Ao longo do caminho fui percebendo que escrever é, acima de tudo, um gesto de cuidado. Cuidar da memória, para que não se perca. Cuidar das pequenas coisas, para que não fiquem esquecidas. Cuidar das pessoas, para que saibam que há alguém que olha o mundo com a mesma serenidade que elas procuram. Cuidar de mim próprio, porque ao escrever também me reencontro.
Cada texto nasceu dessa vontade de cuidar. Cuidar da Beirã, das suas manhãs, das suas vozes antigas. Cuidar dos gestos simples que dão sentido aos dias. Cuidar das histórias que herdámos e das que ainda estamos a construir. Cuidar daquilo que, sendo pequeno, é afinal o que sustenta a vida.

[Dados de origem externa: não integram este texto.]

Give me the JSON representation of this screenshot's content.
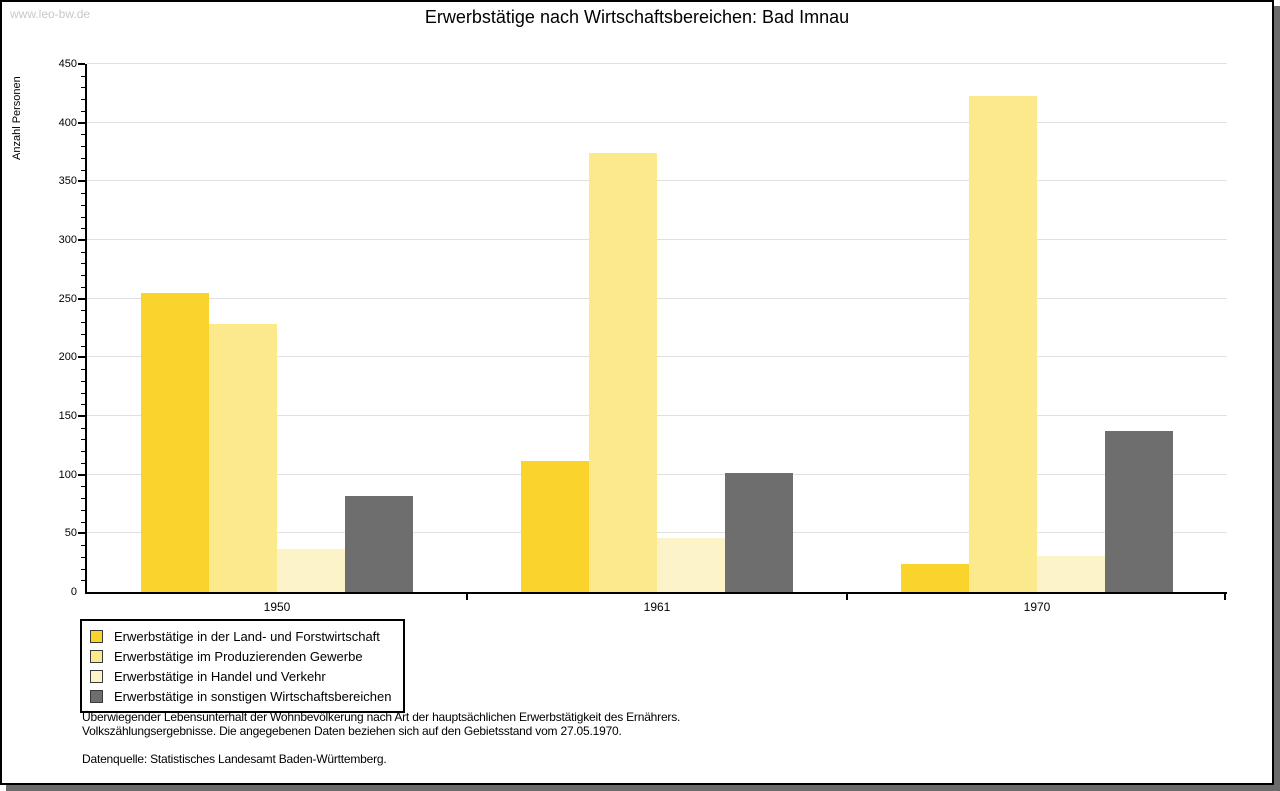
{
  "watermark": "www.leo-bw.de",
  "chart_data": {
    "type": "bar",
    "title": "Erwerbstätige nach Wirtschaftsbereichen: Bad Imnau",
    "ylabel": "Anzahl Personen",
    "xlabel": "",
    "categories": [
      "1950",
      "1961",
      "1970"
    ],
    "series": [
      {
        "name": "Erwerbstätige in der Land- und Forstwirtschaft",
        "color": "#FBD32D",
        "values": [
          255,
          112,
          24
        ]
      },
      {
        "name": "Erwerbstätige im Produzierenden Gewerbe",
        "color": "#FCE98C",
        "values": [
          228,
          374,
          423
        ]
      },
      {
        "name": "Erwerbstätige in Handel und Verkehr",
        "color": "#FCF4C8",
        "values": [
          37,
          46,
          31
        ]
      },
      {
        "name": "Erwerbstätige in sonstigen Wirtschaftsbereichen",
        "color": "#6E6E6E",
        "values": [
          82,
          101,
          137
        ]
      }
    ],
    "ylim": [
      0,
      450
    ],
    "ytick_step": 50,
    "ytick_minor_step": 10,
    "grid": true,
    "legend_position": "bottom-left"
  },
  "notes": [
    "Überwiegender Lebensunterhalt der Wohnbevölkerung nach Art der hauptsächlichen Erwerbstätigkeit des Ernährers.",
    "Volkszählungsergebnisse. Die angegebenen Daten beziehen sich auf den Gebietsstand vom 27.05.1970.",
    "Datenquelle: Statistisches Landesamt Baden-Württemberg."
  ],
  "colors": {
    "axis": "#000000",
    "gridline": "#E0E0E0",
    "watermark_text": "#C8C8C8",
    "panel_shadow": "#6B6B6B",
    "background": "#FFFFFF"
  }
}
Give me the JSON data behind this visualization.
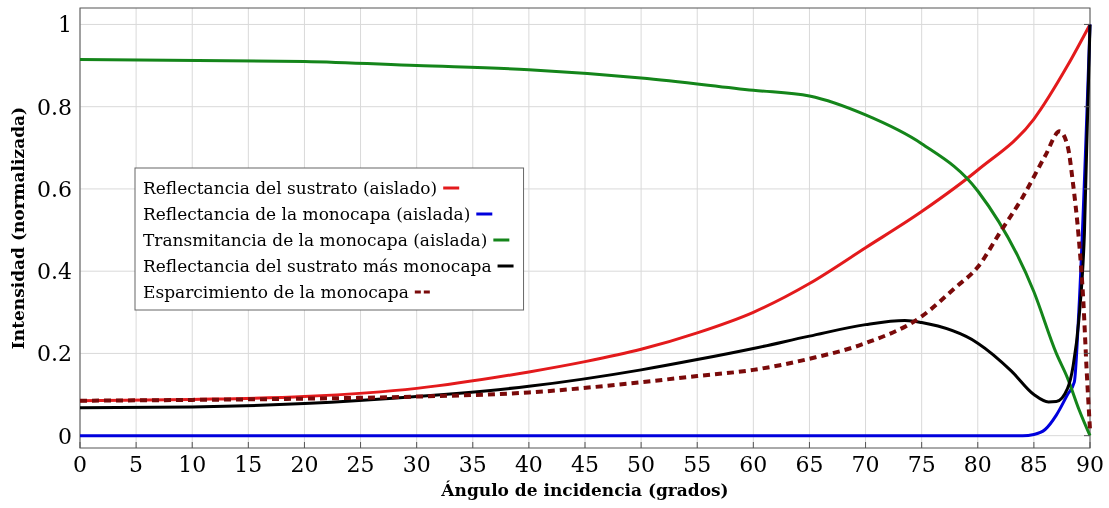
{
  "chart_data": {
    "type": "line",
    "xlabel": "Ángulo de incidencia (grados)",
    "ylabel": "Intensidad (normalizada)",
    "xlim": [
      0,
      90
    ],
    "ylim": [
      -0.03,
      1.04
    ],
    "xticks": [
      0,
      5,
      10,
      15,
      20,
      25,
      30,
      35,
      40,
      45,
      50,
      55,
      60,
      65,
      70,
      75,
      80,
      85,
      90
    ],
    "yticks": [
      0,
      0.2,
      0.4,
      0.6,
      0.8,
      1
    ],
    "grid": true,
    "legend": "left",
    "series": [
      {
        "name": "Reflectancia del sustrato (aislado)",
        "color": "#e31a1c",
        "line_style": "solid",
        "x": [
          0,
          10,
          20,
          30,
          40,
          45,
          50,
          55,
          60,
          65,
          70,
          75,
          80,
          85,
          88,
          90
        ],
        "values": [
          0.085,
          0.088,
          0.095,
          0.115,
          0.155,
          0.18,
          0.21,
          0.25,
          0.3,
          0.37,
          0.457,
          0.545,
          0.646,
          0.77,
          0.9,
          1.0
        ]
      },
      {
        "name": "Reflectancia de la monocapa (aislada)",
        "color": "#0000dd",
        "line_style": "solid",
        "x": [
          0,
          20,
          40,
          60,
          80,
          84,
          85,
          86,
          87,
          88,
          88.6,
          89,
          90
        ],
        "values": [
          0,
          0,
          0,
          0,
          0,
          0,
          0.003,
          0.015,
          0.05,
          0.1,
          0.13,
          0.3,
          1.0
        ]
      },
      {
        "name": "Transmitancia de la monocapa (aislada)",
        "color": "#14851a",
        "line_style": "solid",
        "x": [
          0,
          20,
          30,
          40,
          50,
          60,
          65,
          70,
          75,
          80,
          85,
          87,
          88,
          89,
          90
        ],
        "values": [
          0.915,
          0.91,
          0.9,
          0.89,
          0.87,
          0.84,
          0.826,
          0.78,
          0.71,
          0.595,
          0.35,
          0.2,
          0.14,
          0.065,
          0
        ]
      },
      {
        "name": "Reflectancia del sustrato más monocapa",
        "color": "#000000",
        "line_style": "solid",
        "x": [
          0,
          10,
          20,
          30,
          40,
          50,
          55,
          60,
          65,
          70,
          73.5,
          75,
          80,
          83,
          85,
          86.3,
          87,
          88,
          88.5,
          89,
          89.5,
          90
        ],
        "values": [
          0.068,
          0.07,
          0.078,
          0.095,
          0.12,
          0.16,
          0.185,
          0.212,
          0.242,
          0.27,
          0.28,
          0.275,
          0.225,
          0.157,
          0.1,
          0.082,
          0.083,
          0.115,
          0.17,
          0.28,
          0.49,
          1.0
        ]
      },
      {
        "name": "Esparcimiento de la monocapa",
        "color": "#7a0a0a",
        "line_style": "dashed",
        "x": [
          0,
          10,
          20,
          30,
          40,
          50,
          55,
          60,
          65,
          70,
          75,
          78,
          80,
          82,
          84,
          86,
          87.3,
          88,
          88.5,
          89,
          89.4,
          89.7,
          90
        ],
        "values": [
          0.085,
          0.087,
          0.09,
          0.095,
          0.105,
          0.13,
          0.145,
          0.16,
          0.187,
          0.225,
          0.29,
          0.36,
          0.41,
          0.495,
          0.58,
          0.68,
          0.74,
          0.705,
          0.61,
          0.48,
          0.33,
          0.16,
          0.015
        ]
      }
    ]
  }
}
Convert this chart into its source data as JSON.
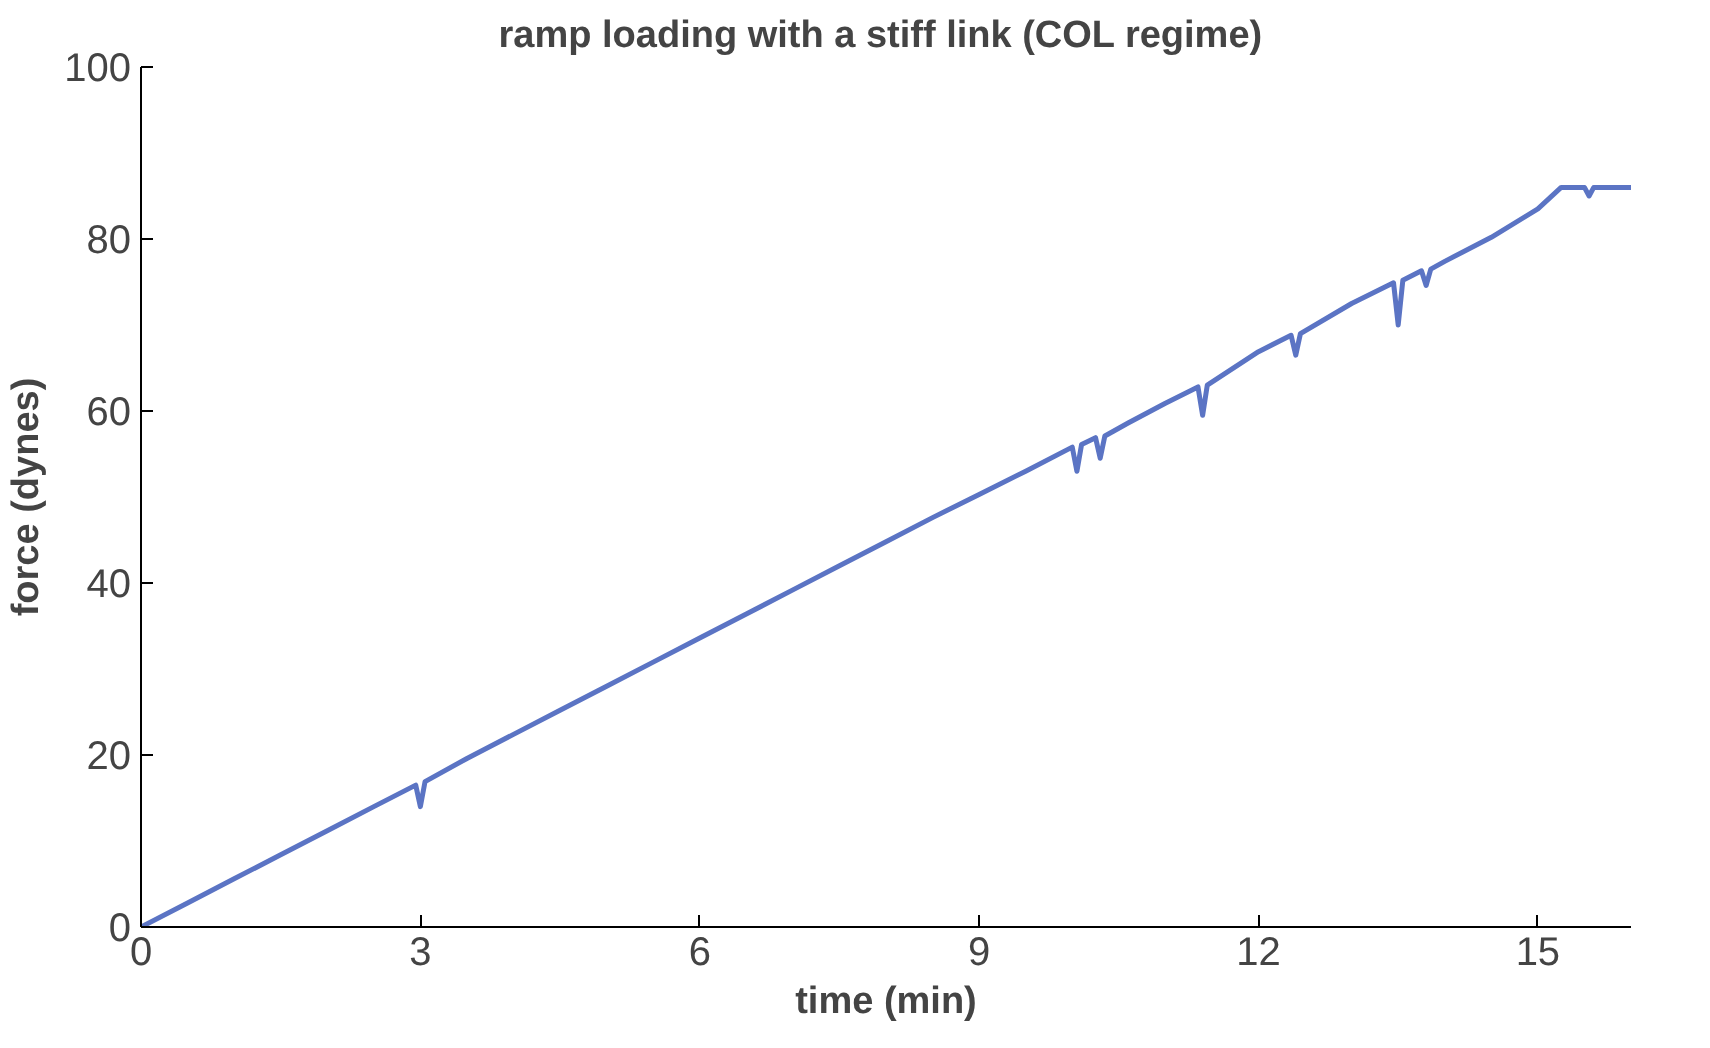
{
  "chart_data": {
    "type": "line",
    "title": "ramp loading with a stiff link  (COL regime)",
    "xlabel": "time (min)",
    "ylabel": "force (dynes)",
    "xlim": [
      0,
      16
    ],
    "xticks": [
      0,
      3,
      6,
      9,
      12,
      15
    ],
    "ylim": [
      0,
      100
    ],
    "yticks": [
      0,
      20,
      40,
      60,
      80,
      100
    ],
    "grid": false,
    "series": [
      {
        "color": "#5b74c4",
        "x": [
          0,
          0.5,
          1,
          1.5,
          2,
          2.5,
          2.95,
          3.0,
          3.05,
          3.5,
          4,
          4.5,
          5,
          5.5,
          6,
          6.5,
          7,
          7.5,
          8,
          8.5,
          9,
          9.5,
          10,
          10.05,
          10.1,
          10.25,
          10.3,
          10.35,
          10.6,
          11,
          11.35,
          11.4,
          11.45,
          12,
          12.35,
          12.4,
          12.45,
          13,
          13.45,
          13.5,
          13.55,
          13.75,
          13.8,
          13.85,
          14,
          14.5,
          15,
          15.25,
          15.5,
          15.55,
          15.6,
          16
        ],
        "values": [
          0,
          2.8,
          5.6,
          8.4,
          11.2,
          14,
          16.5,
          14,
          16.9,
          19.6,
          22.4,
          25.2,
          28,
          30.8,
          33.6,
          36.4,
          39.2,
          42,
          44.8,
          47.6,
          50.3,
          53,
          55.8,
          53,
          56.1,
          56.9,
          54.5,
          57.1,
          58.6,
          60.9,
          62.8,
          59.5,
          63,
          66.9,
          68.8,
          66.5,
          69,
          72.5,
          74.9,
          70,
          75.2,
          76.3,
          74.6,
          76.5,
          77.4,
          80.2,
          83.5,
          86,
          86,
          85,
          86,
          86
        ]
      }
    ]
  }
}
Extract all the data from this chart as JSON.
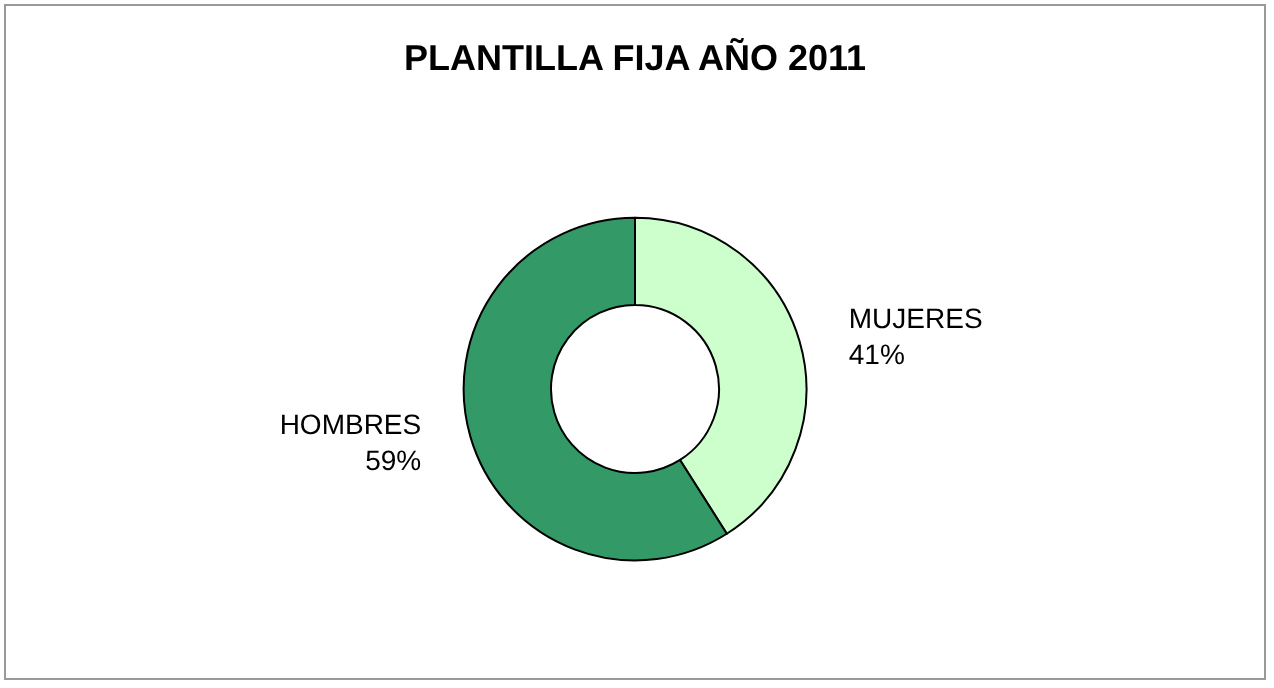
{
  "chart_data": {
    "type": "donut",
    "title": "PLANTILLA FIJA AÑO 2011",
    "categories": [
      "MUJERES",
      "HOMBRES"
    ],
    "values": [
      41,
      59
    ],
    "colors": [
      "#ccffcc",
      "#339966"
    ],
    "value_labels": [
      "41%",
      "59%"
    ],
    "legend": false
  }
}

É uma porta entreaberta. É uma casa onde todos cabemos. Uma casa com janelas abertas onde entra a luz da Beirã, o cantar das aves, o cheiro da terra, o silêncio das manhãs. E vocês entram sem fazerem barulho, sentam-se, escutam, e deixam-me a sensação de que nunca escrevo e nunca escrevi, sozinho.
É um lugar onde me sento convosco, leitores que me acompanharam e a quem digo: Obrigado.
Obrigado por me lerem. Obrigado por reconhecerem nas minhas palavras algo que também vos pertence. Obrigado por me deixarem entrar nas vossas rotinas, nos vossos silêncios, nas vossas tardes.
Se a minha escrita vos fez companhia, então cumpriu o seu propósito. Se vos ofereceu serenidade, então valeu a pena cada linha. Se vos fez lembrar que a vida é feita de gestos, então o cuidado chegou onde tinha de chegar.
A minha escrita irá continuar, porque enquanto houver alguém que leia com o coração aberto, haverá sempre uma palavra que nasce para cuidar.